The learn-to-code movement has expanded well beyond the realm of hobbyists. As President Obama acknowledged just last month, the many coding bootcamps that speckle the country are becoming important economic drivers, helping train American workers in the skills they need to fill an ever expanding pool of tech jobs and in a fraction of the time it would take them to pursue a four-year degree.
But just who are these daring folks who drop their day jobs in pursuit of a career in tech, and what, if anything, do they get for the $10,000 price of admission that most of these bootcamps charge?
That was the question on Louis Beryl’s mind. He’s the founder and CEO of Earnest, an online lender that, among other things, partners with coding bootcamps to offer loans to their students. He wanted to know who the average coding student is and what becomes of them after graduation. So he and his team dug into the data from 10 different coding bootcamps to find out more about their students and their outcomes.
“What we wanted to do by showing who the typical person was, was help people in this generation understand this is an opportunity,” Beryl explains. “It’s like: ‘Wow, people like me are doing this.’ This is a way that the economy is changing. So I think that’s what we want to help people understand.”
According to Earnest, the average student made $45,000 a year before enrolling in coding school, but afterward, the average starting salary for graduates was between $60,000 and $80,000. What’s more, about 94 percent of students actually landed a job within three months of graduating, though Earnest can’t confirm how many of those jobs were actually in tech.
The data revealed that 63 percent of the students are male, and the average age is 28.5. But some other findings were actually quite surprising. The average coding student, for instance, owes $29,900 in debt before enrolling in a coding school, almost half of that from student loans.
For Beryl, that was a strong sign that it’s not just the people who happen to have the money to pay for one of these bootcamps who are enrolling. Instead, it’s people looking for ways to increase their earning capacity or, as President Obama put it in his talk, book “a ticket into the middle class.”
Beryl sees all this as promising, particularly given the rate at which tech jobs are expected to grow over the next few years. Still, there are those, like Kristen Titus, founding director of the newly created NYC Tech Talent Pipeline, who say that anyone interested in enrolling in one of these bootcamps should do so with a healthy bit of skepticism.

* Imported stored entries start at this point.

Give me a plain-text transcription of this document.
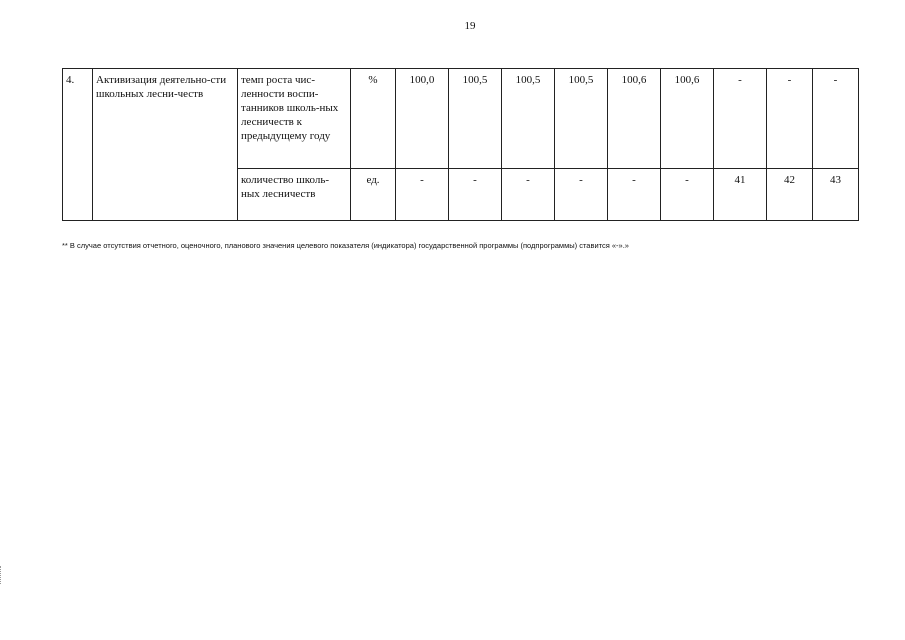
19
4.	Активизация деятельно-сти школьных лесни-честв	темп роста чис-ленности воспи-танников школь-ных лесничеств к предыдущему году	%	100,0	100,5	100,5	100,5	100,6	100,6	-	-	-
		количество школь-ных лесничеств	ед.	-	-	-	-	-	-	41	42	43
** В случае отсутствия отчетного, оценочного, планового значения целевого показателя (индикатора) государственной программы (подпрограммы) ставится «-».»
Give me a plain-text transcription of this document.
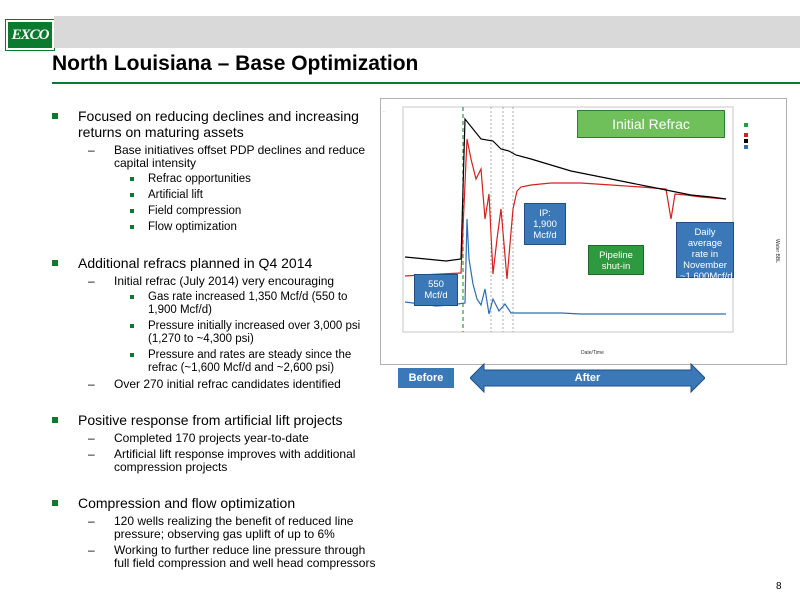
EXCO
North Louisiana – Base Optimization
Focused on reducing declines and increasing returns on maturing assets
– Base initiatives offset PDP declines and reduce capital intensity
Refrac opportunities
Artificial lift
Field compression
Flow optimization
Additional refracs planned in Q4 2014
– Initial refrac (July 2014) very encouraging
Gas rate increased 1,350 Mcf/d (550 to 1,900 Mcf/d)
Pressure initially increased over 3,000 psi (1,270 to ~4,300 psi)
Pressure and rates are steady since the refrac (~1,600 Mcf/d and ~2,600 psi)
– Over 270 initial refrac candidates identified
Positive response from artificial lift projects
– Completed 170 projects year-to-date
– Artificial lift response improves with additional compression projects
Compression and flow optimization
– 120 wells realizing the benefit of reduced line pressure; observing gas uplift of up to 6%
– Working to further reduce line pressure through full field compression and well head compressors
··
Date/Time
Water BBL
Initial Refrac
550 Mcf/d
IP: 1,900 Mcf/d
Pipeline shut-in
Daily average rate in November ~1,600Mcf/d
Before	After
8
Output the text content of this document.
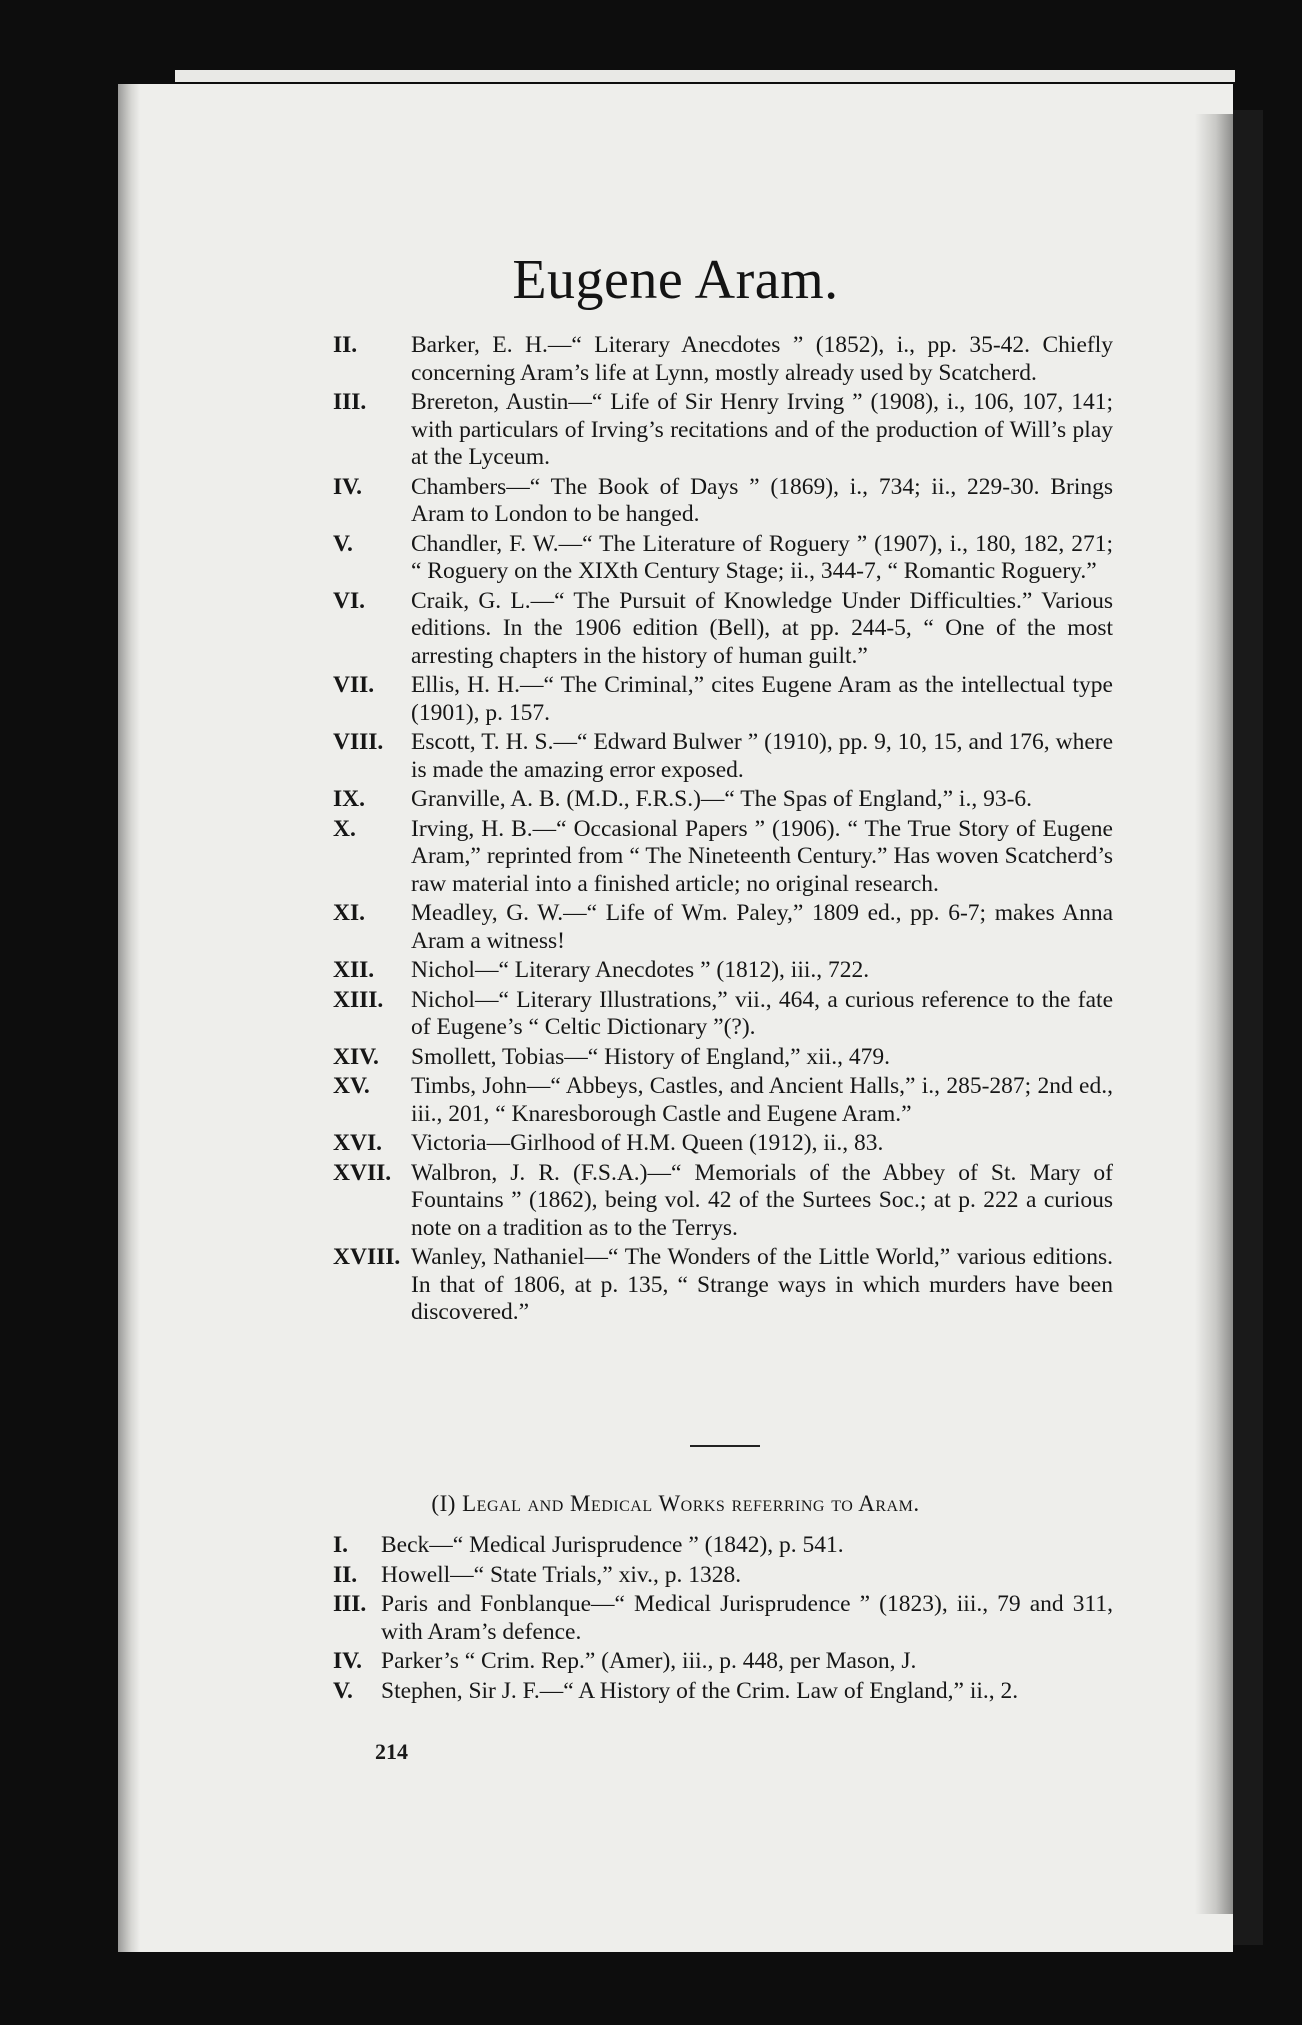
Eugene Aram.
II.	Barker, E. H.—“ Literary Anecdotes ” (1852), i., pp. 35-42. Chiefly concerning Aram’s life at Lynn, mostly already used by Scatcherd.
III.	Brereton, Austin—“ Life of Sir Henry Irving ” (1908), i., 106, 107, 141; with particulars of Irving’s recitations and of the production of Will’s play at the Lyceum.
IV.	Chambers—“ The Book of Days ” (1869), i., 734; ii., 229-30. Brings Aram to London to be hanged.
V.	Chandler, F. W.—“ The Literature of Roguery ” (1907), i., 180, 182, 271; “ Roguery on the XIXth Century Stage; ii., 344-7, “ Romantic Roguery.”
VI.	Craik, G. L.—“ The Pursuit of Knowledge Under Difficulties.” Various editions. In the 1906 edition (Bell), at pp. 244-5, “ One of the most arresting chapters in the history of human guilt.”
VII.	Ellis, H. H.—“ The Criminal,” cites Eugene Aram as the intellectual type (1901), p. 157.
VIII.	Escott, T. H. S.—“ Edward Bulwer ” (1910), pp. 9, 10, 15, and 176, where is made the amazing error exposed.
IX.	Granville, A. B. (M.D., F.R.S.)—“ The Spas of England,” i., 93-6.
X.	Irving, H. B.—“ Occasional Papers ” (1906). “ The True Story of Eugene Aram,” reprinted from “ The Nineteenth Century.” Has woven Scatcherd’s raw material into a finished article; no original research.
XI.	Meadley, G. W.—“ Life of Wm. Paley,” 1809 ed., pp. 6-7; makes Anna Aram a witness!
XII.	Nichol—“ Literary Anecdotes ” (1812), iii., 722.
XIII.	Nichol—“ Literary Illustrations,” vii., 464, a curious reference to the fate of Eugene’s “ Celtic Dictionary ”(?).
XIV.	Smollett, Tobias—“ History of England,” xii., 479.
XV.	Timbs, John—“ Abbeys, Castles, and Ancient Halls,” i., 285-287; 2nd ed., iii., 201, “ Knaresborough Castle and Eugene Aram.”
XVI.	Victoria—Girlhood of H.M. Queen (1912), ii., 83.
XVII. Walbron, J. R. (F.S.A.)—“ Memorials of the Abbey of St. Mary of Fountains ” (1862), being vol. 42 of the Surtees Soc.; at p. 222 a curious note on a tradition as to the Terrys.
XVIII. Wanley, Nathaniel—“ The Wonders of the Little World,” various editions. In that of 1806, at p. 135, “ Strange ways in which murders have been discovered.”
(I) Legal and Medical Works referring to Aram.
I.	Beck—“ Medical Jurisprudence ” (1842), p. 541.
II.	Howell—“ State Trials,” xiv., p. 1328.
III. Paris and Fonblanque—“ Medical Jurisprudence ” (1823), iii., 79 and 311, with Aram’s defence.
IV. Parker’s “ Crim. Rep.” (Amer), iii., p. 448, per Mason, J.
V.	Stephen, Sir J. F.—“ A History of the Crim. Law of England,” ii., 2.
214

Not all programs are created equal, she says. That’s one reason why the NYC Tech Talent Pipeline was created—to make sure people are getting a quality tech education that will actually lead to a quality job in tech. “I have reason to believe that not every bootcamp program puts emphasis on that second piece,” Titus says. “Many of the bootcamps and training providers we’ve seen have not been built with employers in mind.”
That said, Titus believes there are plenty of reputable schools out there for people interested in a career in tech, as long as people do their research first to find out where graduates from any given program are landing jobs, how soon after graduation they’re finding those jobs, and what the quality of those jobs are. “We have a lot of work to do to define who’s doing what well,” she says. “If we had a perfect solution we wouldn’t see the dearth we do today.”